To get lower monthly payments, you may now choose a 30-year fixed-rate mortgage. Of course, the downside is that it will take a while to accumulate some equity in your home. This is a good option for those who intend to stay in the home for quite a few years and want a stable rate.
If not, you may want to look at a 15-year fixed-rate mortgage instead. Since the principal and interest are distributed over a 15-year period, you will accumulate equity in your home much faster. However, the monthly payment will be substantially higher since you've cut the term in half. This option is a good choice if you plan on selling your home in a few years, would like to have a stable rate and can afford the higher monthly payments.
Of course, the main disadvantage of a fixed rate mortgage is manifested if interest rates happen to go down. Once you've agreed to a specific rate at the start, regardless of how much interest rates decrease, you'll still be paying at the higher rate you agreed on when you took out the fixed-rate mortgage.
Another type of mortgage is and adjustable rate mortgage. In this case, since interest rates regularly fluctuate up and down, your monthly payments will either increase or decrease along with the current rate. A 1-year adjustable rate mortgage, for example, will see adjustments made to the interest rate annually.
Common indices followed by adjustable rate mortgages include 1-year Treasury Notes, Federal Funds rate, and the National Cost of Funds Index. There's usually a margin of one to two percentage points which are added up to the declared index rates.
Rates may increase or decrease depending on the two caps normally included. The first cap sets forth limitations on the adjustment during a certain period while the second one gives limitations throughout the loan.
The advantage with this type is that monthly payments go down when there's a decrease in the index. However, payments will also be vulnerable to increasing when there's a rate increase. As you can see, you're going to have to evaluate your current situation by reviewing these pros and cons before deciding which one will serve your needs the best.

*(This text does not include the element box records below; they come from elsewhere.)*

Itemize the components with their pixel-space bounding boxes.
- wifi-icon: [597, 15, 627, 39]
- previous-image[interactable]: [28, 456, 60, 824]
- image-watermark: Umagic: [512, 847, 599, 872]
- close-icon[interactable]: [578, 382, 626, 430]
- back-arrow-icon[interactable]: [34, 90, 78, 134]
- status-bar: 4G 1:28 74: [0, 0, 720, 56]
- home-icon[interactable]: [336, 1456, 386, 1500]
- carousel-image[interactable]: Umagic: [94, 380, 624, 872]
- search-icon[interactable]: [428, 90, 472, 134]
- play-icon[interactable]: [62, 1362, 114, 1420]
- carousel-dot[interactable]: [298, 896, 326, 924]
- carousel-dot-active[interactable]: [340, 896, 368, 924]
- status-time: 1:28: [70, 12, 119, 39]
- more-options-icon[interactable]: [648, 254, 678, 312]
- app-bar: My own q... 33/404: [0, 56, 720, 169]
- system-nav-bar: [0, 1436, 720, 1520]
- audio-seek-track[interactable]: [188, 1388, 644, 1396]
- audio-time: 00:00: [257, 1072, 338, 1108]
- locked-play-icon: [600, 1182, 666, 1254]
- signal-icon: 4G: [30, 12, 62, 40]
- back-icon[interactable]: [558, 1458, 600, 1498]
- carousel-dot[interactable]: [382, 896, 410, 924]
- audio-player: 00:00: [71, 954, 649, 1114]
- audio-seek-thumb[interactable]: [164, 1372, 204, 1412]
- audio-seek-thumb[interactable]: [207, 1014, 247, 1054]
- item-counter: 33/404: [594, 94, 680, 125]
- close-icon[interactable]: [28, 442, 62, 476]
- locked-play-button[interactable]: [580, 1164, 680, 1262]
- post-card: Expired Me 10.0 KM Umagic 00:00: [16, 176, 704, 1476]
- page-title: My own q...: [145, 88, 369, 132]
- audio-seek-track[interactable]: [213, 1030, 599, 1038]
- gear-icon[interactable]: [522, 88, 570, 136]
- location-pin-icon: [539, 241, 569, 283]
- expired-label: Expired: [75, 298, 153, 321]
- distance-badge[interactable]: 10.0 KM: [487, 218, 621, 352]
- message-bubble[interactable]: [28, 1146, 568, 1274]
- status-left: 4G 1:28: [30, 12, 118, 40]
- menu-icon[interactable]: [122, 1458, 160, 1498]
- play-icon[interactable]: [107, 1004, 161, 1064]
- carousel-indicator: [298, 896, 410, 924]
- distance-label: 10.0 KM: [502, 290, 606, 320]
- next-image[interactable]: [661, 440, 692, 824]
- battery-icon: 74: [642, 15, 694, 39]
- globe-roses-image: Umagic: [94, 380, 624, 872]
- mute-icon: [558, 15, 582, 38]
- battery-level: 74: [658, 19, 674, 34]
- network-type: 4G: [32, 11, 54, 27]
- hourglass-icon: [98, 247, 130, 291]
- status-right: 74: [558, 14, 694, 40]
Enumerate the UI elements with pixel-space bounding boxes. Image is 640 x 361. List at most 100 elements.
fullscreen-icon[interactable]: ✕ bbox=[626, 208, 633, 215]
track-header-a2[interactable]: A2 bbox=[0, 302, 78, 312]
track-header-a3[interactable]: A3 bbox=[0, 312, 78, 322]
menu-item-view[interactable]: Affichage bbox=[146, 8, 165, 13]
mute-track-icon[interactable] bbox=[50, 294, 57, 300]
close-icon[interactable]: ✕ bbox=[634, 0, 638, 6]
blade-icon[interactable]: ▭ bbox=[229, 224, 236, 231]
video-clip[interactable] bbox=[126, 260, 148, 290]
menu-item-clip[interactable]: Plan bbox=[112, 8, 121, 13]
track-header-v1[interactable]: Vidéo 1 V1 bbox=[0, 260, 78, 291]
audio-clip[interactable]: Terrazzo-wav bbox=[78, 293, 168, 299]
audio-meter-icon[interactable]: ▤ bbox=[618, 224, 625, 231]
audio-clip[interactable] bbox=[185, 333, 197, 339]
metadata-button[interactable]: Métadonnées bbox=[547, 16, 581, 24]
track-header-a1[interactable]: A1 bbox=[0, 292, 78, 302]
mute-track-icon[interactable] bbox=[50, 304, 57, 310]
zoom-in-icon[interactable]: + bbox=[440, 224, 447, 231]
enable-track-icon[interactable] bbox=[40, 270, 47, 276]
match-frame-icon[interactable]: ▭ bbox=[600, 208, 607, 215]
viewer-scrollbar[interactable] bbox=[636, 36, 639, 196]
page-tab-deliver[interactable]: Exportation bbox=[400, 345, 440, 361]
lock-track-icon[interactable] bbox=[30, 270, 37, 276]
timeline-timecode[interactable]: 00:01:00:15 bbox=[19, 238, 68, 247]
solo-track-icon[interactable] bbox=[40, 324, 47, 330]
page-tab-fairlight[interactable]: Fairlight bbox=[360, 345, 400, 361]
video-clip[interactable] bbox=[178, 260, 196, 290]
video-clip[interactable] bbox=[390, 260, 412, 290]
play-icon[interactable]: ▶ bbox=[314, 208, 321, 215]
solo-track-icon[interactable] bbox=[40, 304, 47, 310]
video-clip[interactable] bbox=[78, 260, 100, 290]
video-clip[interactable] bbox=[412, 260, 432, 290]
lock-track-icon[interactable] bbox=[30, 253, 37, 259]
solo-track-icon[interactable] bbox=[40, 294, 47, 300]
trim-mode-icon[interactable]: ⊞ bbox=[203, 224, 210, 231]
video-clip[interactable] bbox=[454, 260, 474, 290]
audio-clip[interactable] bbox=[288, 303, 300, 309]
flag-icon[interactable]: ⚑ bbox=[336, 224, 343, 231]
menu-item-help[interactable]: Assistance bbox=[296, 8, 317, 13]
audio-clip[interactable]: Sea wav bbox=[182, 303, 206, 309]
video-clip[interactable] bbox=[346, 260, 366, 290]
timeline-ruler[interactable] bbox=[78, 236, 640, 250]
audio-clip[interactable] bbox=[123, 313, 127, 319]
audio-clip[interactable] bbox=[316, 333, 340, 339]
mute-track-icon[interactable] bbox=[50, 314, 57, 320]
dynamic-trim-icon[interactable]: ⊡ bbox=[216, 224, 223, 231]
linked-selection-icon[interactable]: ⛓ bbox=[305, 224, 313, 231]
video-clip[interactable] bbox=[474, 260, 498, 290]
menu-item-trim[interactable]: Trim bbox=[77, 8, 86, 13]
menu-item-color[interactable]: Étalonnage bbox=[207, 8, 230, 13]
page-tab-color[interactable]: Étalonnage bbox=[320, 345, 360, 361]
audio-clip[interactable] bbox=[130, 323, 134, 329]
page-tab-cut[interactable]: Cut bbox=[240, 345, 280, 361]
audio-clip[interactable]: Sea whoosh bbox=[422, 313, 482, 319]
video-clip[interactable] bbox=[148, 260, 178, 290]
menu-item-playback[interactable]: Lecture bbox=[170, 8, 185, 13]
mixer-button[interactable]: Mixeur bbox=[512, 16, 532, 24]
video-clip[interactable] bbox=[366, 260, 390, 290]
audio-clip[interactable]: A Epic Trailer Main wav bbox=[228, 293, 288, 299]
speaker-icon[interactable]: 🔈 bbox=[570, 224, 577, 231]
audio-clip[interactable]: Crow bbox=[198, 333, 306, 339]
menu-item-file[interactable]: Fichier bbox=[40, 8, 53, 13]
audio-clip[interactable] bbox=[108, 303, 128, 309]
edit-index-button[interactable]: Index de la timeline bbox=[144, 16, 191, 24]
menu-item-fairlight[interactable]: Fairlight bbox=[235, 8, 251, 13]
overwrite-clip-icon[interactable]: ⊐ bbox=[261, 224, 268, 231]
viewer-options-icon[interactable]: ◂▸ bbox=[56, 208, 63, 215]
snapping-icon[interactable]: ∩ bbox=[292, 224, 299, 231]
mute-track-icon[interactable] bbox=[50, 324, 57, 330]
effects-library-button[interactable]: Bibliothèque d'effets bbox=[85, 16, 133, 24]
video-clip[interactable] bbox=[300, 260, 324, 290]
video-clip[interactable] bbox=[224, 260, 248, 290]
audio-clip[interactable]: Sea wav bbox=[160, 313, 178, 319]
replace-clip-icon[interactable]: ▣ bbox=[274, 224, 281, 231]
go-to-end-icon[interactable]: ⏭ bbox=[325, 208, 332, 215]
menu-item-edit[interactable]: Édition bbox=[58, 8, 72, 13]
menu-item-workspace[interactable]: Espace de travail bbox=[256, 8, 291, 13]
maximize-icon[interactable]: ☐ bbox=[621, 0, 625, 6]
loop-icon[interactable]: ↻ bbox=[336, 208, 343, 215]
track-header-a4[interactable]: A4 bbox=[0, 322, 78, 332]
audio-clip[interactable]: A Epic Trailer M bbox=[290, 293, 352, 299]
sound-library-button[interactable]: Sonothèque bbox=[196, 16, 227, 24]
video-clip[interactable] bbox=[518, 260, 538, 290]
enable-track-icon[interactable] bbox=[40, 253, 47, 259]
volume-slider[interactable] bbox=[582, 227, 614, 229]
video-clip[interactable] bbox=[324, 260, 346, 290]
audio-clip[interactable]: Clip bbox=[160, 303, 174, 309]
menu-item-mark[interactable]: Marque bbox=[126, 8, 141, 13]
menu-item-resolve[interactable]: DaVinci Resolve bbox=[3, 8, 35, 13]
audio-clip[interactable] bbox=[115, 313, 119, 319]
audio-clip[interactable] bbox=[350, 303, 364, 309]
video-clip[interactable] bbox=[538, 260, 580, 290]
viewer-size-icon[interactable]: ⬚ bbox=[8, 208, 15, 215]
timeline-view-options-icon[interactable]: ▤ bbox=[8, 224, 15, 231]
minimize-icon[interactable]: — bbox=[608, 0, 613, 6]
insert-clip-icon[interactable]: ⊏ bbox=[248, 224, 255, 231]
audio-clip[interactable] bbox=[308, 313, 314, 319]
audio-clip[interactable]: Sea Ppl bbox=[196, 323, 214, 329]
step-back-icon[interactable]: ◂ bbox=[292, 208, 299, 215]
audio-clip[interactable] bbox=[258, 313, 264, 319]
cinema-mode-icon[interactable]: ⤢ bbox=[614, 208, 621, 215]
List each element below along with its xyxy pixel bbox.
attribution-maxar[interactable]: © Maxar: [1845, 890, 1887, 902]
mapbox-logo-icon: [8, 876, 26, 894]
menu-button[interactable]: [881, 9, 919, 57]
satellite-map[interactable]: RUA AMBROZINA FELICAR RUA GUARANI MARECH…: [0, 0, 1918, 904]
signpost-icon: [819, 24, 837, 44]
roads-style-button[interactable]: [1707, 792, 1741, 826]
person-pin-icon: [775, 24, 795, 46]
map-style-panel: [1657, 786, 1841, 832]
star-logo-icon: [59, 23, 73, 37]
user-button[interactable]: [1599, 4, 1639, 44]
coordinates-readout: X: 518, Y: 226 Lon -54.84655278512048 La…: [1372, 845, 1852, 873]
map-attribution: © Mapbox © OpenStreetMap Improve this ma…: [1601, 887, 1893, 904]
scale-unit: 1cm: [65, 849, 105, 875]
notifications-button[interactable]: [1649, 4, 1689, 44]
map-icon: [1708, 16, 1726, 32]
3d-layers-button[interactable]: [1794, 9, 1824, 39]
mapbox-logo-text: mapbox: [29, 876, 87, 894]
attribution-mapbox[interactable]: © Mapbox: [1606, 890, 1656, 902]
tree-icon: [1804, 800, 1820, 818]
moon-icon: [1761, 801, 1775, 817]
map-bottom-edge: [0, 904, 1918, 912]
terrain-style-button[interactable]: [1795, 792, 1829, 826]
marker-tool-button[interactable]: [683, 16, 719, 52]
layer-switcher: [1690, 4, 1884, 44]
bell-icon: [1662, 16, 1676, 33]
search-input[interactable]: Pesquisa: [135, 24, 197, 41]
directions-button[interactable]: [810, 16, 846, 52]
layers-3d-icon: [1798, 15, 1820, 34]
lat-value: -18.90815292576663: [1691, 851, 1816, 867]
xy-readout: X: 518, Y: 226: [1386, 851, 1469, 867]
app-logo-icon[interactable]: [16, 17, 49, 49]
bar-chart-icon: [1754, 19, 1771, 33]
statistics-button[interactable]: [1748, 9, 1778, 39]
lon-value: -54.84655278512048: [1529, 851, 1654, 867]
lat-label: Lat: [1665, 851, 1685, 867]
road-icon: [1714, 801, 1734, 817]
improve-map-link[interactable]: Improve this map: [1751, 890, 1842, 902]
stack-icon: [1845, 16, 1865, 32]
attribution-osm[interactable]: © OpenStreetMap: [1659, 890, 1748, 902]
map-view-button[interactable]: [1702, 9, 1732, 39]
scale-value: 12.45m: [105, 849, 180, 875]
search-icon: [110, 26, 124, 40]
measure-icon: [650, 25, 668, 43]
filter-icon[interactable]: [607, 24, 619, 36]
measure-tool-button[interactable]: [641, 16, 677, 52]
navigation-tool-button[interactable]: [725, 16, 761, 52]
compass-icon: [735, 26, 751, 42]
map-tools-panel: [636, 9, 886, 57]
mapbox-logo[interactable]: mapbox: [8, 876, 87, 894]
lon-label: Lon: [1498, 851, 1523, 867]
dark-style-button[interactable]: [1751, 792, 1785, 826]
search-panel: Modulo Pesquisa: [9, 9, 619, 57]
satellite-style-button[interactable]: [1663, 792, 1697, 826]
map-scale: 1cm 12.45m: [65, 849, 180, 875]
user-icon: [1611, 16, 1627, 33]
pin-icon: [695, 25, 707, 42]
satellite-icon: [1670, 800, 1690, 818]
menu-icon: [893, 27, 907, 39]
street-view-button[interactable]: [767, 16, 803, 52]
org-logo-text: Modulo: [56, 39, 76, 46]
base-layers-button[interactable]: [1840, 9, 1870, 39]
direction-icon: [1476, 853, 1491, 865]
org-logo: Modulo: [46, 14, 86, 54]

If you decide you don't want to be tied up to an adjustable rate mortgage until the end of the loan period, you may want opt to consider a convertible loan, which is actually an adjustable rate mortgage that can be changed to a fixed rate mortgage after a specific number of years. However, be aware that you may be required to pay for some additional costs if you do this.
Another way to possibly shorten your mortgage is to purchase a balloon mortgage which may function either as a fixed rate mortgage or an adjustable rate mortgage during the initial years. After a specific period of time, a considerable amount of loan is still owning which you have to pay in bulk. This is ideal for anyone planing of sell their home after a specific number of years to use the money generated from the sale to pay off the remaining balance.
There are, indeed, several choices for you to consider. You should first identify your exact financial situation and from there, choose the loan type that fits into your future plans. You can see why it's important to understand the current market conditions within the mortagage loan industry becasue you'll be able to best determine which loan type is the most advantageous given your financial capabilities.